Le projet a débuté il y a huit ans, bien avant la voiture autonome de Google, et se nomme désormais Waymo. Il est apparu avant même les tentatives d’Elon Musk de retirer le volant aux conducteurs. « Nous avons commencé avec la détection des piétons et les jeux vidéo » explique Antonio López à ZDNet. « Désormais, avec les capteurs nous pouvons voir le contenu de chaque pixel dans une image. Nous savons également à quelle distance sont les objets de la caméra, ce qui est une information cruciale pour les systèmes de vision. »

Les IA des voitures autonomes sont entraînés, à l’aide de vastes jeux d’images, à reconnaître les différents éléments et être capables de distinguer, par exemple, un trottoir d’une route un jour de forte pluie. En utilisant cette information tagguée, le logiciel interprète les signaux en provenance des caméras de la voiture et décide comment réagir.

« Nous avons modélisé une voiture autonome dans Synthia pour faire des tests et veillez à ce que le véhicule exécute les ordres qu’il reçoit » explique Antonio López. « Nous avons également testé certains modèles afin de détecter les piétons avec une vraie voiture autonome mis au point par l’Université de Barcelone. Mais cela ne prouve pas nécessairement qu’une voiture autonome fonctionne mieux que toute autre voiture. »

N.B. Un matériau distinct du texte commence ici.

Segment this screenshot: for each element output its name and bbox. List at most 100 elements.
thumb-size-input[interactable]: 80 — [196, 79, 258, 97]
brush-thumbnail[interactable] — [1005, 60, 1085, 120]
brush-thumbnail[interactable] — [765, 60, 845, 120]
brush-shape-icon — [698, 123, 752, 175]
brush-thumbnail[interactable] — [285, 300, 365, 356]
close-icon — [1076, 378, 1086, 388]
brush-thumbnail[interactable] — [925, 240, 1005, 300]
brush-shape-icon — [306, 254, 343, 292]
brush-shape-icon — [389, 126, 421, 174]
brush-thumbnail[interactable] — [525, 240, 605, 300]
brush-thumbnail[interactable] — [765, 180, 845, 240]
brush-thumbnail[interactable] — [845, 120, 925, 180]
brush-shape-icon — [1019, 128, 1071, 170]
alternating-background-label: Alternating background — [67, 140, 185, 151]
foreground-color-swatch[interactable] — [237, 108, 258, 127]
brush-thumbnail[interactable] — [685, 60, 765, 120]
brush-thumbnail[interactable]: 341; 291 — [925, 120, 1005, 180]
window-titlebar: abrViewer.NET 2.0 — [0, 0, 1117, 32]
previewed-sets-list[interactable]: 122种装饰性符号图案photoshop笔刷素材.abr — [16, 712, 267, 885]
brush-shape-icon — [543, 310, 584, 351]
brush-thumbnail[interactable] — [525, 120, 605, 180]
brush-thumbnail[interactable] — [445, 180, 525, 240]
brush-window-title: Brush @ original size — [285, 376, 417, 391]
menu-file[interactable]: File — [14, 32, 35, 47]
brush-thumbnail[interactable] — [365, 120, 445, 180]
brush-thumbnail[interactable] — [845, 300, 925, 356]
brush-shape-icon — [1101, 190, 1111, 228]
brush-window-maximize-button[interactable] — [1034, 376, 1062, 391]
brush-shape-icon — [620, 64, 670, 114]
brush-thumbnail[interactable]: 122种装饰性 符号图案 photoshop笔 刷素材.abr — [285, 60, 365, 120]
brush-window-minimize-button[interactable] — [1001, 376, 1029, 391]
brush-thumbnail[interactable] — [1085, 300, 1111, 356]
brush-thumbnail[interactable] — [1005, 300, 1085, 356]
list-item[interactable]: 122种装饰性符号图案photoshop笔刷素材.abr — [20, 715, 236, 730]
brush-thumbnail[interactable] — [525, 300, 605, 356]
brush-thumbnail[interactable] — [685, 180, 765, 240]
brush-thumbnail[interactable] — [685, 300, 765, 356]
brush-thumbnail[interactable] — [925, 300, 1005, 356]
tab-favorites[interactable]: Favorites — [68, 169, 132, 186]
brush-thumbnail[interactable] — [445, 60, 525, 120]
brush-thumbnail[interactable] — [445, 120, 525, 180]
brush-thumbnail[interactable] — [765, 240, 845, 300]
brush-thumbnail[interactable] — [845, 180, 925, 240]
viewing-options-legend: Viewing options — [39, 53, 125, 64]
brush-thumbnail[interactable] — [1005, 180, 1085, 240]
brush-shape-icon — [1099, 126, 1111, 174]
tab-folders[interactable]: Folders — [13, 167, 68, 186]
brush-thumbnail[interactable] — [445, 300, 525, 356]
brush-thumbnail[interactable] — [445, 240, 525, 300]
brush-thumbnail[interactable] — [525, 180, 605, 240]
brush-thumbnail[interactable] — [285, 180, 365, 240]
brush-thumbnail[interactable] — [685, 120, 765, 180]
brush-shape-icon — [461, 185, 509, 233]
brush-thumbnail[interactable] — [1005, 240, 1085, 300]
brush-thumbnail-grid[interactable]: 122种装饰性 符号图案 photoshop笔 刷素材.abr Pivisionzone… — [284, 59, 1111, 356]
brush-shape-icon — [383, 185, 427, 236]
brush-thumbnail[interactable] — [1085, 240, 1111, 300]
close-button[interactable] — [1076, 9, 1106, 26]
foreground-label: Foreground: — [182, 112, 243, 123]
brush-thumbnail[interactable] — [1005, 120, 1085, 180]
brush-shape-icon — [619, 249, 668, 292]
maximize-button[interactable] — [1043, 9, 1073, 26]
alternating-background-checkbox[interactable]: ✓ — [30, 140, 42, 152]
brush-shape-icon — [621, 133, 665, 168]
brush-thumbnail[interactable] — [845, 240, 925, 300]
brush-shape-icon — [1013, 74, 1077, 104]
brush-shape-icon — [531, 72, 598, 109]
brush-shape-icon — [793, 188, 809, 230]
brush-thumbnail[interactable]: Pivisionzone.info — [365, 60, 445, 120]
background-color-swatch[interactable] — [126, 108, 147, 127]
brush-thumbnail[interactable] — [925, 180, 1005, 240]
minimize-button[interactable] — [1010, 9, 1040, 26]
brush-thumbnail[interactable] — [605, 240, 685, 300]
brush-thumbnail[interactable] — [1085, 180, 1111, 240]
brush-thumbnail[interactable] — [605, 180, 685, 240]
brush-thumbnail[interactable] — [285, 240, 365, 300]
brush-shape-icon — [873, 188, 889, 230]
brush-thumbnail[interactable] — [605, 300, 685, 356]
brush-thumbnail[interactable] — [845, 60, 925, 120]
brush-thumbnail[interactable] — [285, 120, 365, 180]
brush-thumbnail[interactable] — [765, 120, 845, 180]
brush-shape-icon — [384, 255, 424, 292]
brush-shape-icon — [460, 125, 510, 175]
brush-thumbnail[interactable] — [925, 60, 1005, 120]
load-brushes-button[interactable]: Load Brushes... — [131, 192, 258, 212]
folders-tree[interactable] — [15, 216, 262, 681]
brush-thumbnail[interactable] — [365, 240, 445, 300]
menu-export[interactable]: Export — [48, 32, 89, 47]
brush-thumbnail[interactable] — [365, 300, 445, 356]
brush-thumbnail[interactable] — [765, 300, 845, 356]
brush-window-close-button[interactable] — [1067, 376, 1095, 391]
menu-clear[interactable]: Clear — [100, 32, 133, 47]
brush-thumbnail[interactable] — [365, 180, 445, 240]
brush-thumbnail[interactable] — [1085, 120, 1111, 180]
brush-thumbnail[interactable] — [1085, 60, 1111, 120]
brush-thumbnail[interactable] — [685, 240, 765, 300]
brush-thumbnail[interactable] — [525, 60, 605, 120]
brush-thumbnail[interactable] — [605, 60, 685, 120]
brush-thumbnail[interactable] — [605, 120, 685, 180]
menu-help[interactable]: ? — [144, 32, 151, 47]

Introduction partielle dans 10 ans

Les données générées par le simulateur sont disponibles pour la communauté scientifique. Cependant, il y a encore un long chemin à effectuer. Selon Antonio López, l’enjeu clé de la voiture autonome est l’environnement urbain, qui est « complexe et incontrôlable ». Pourtant, il prévoit une introduction partielle de ce type de véhicule dans les villes d’ici 10 ans.

« En 2050, 75% de la population vivra dans les villes, ce qui rendra impossible le fait pour chacun d’avoir une voiture » dit-il. « Les flottes intelligentes faciliteront la mobilité. Les voitures se parleront les unes aux autres, et tout sera plus sûr. Mais nous avons besoin de ne pas courir trop vite pour arriver à ce point. » Pour l’instant, Antonio Lopez et son équipe veulent se concentrer sur l’amélioration de Synthia pour traiter plus de données et manipuler différents types de situations.

Pendant ce temps, une autre structure initiée par SEAT, Volkswagen Group Research et l’Université Polytechnique de Catalogne, Cooperative Automotive Research Network (CarNet), travaille à trouver plus facilement des places de stationnement dans la ville, évaluer l’impact des systèmes de véhicules partagés multi-utilisateurs et concevoir un nouveau concept de mobilité urbaine.